Michigan Man Becomes 9th Individual To Plead Guilty In $13.8 Million Healthcare Fraud Scheme

September 3, 2012

By: Michigan Man Becomes 9th Individual To Plead Guilty In $13.8 Million Healthcare Fraud Scheme

On August 28, 2012, the DOJ announced that Jawad Ahmad, a Detroit area resident entered a plea of guilty for his role in managing a $13.8 million psychotherapy fraud scheme. He is scheduled to be sentenced on November 28, 2012, and faces a maximum potential penalty of 10 years in prison and a $250,000 fine.

According to the government, the fraud scheme began in July of 2008 when Ahmad and two other co-conspirators acquired control over a home health care company known as Physicians’ Choice Home Healthcare LLC (Physicians’ Choice). Ahmad managed the operations of Physicians’ Choice from January 2009 to March of 2010, and in doing so managed numerous aspects of fraud at Physicians’ Choice, including the delivery of payment of kickbacks to beneficiary recruiters. The beneficiary recruiters would obtain Medicare beneficiaries’ information needed to bill Medicare for home health services that, in fact, were never rendered.
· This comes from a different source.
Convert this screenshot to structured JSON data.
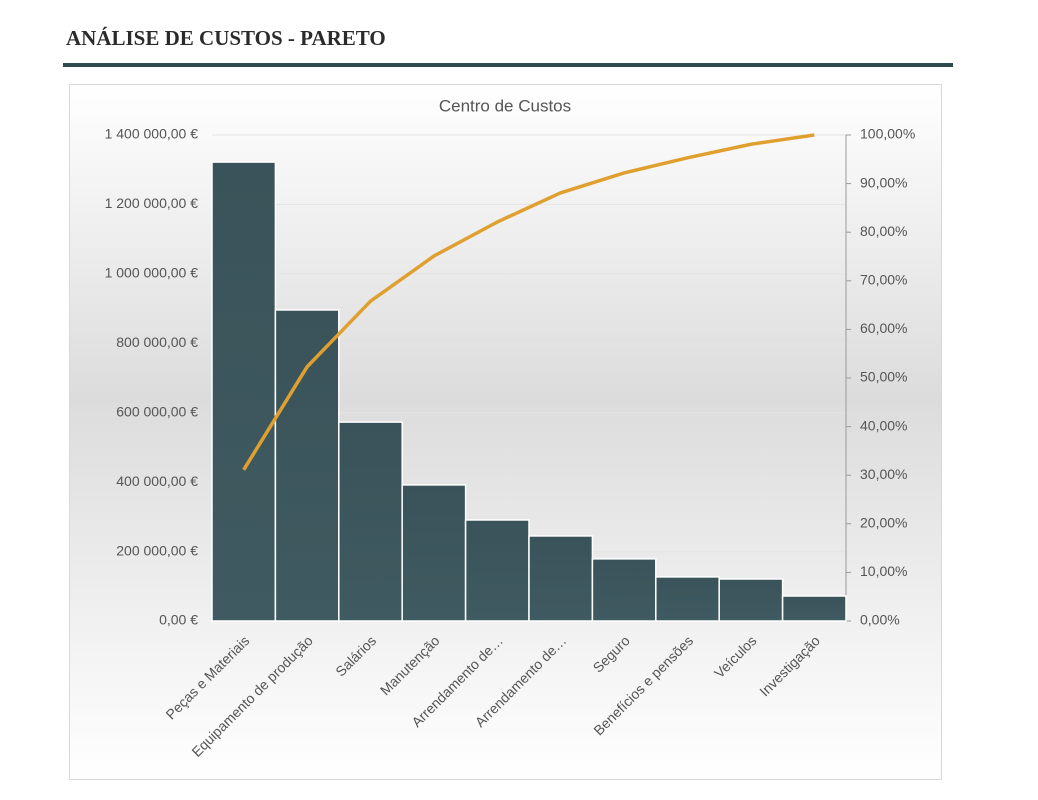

Ahmad also provided information to employees of Physicians’Choice to check the billing eligibility of the Medicare beneficiaries before Physicians’ Choice began billing them. Physicians’ Choice co-opted the Medicare beneficiaries by providing kickbacks in exchange for pre-signed forms and visit sheets that were later falsified to indicate that they received home health services that they never received. Ahmad would deliver the pre-signed beneficiary paper work to various medical professionals to create and/or sign fictitious patient files to document purported home health services that were never rendered.

From May of 2010 through September of 2011, Ahmad also managed Phoenix Visiting Physicians, PLLC. DOJ claimed that his co-conspirator, Dr. Dwight Smith, signed home health care referrals for beneficiaries he had not seen or treated. In addition, Phoenix employed individuals who held themselves out to be “doctors,” but who were not licensed in the State of Michigan to perform any medical services. The unlicensed “doctors” met and purported to examine non-home bound Medicare beneficiaries for home health care services.

Ahmad also acknowledged that his co-conspirators acquired beneficial ownership and control of three other home health care companies, each of which billed Medicare and operated in a manner the same as or similar to Physicians’ Choice. Medicare also paid these companies more than $5 million for fraudulent health care claims submitted based on Dr. Smith’s fraudulent referrals.

It is estimated that the four home health care companies at the center of the indictment received approximately $13.8 million from Medicare in the course of the conspiracy.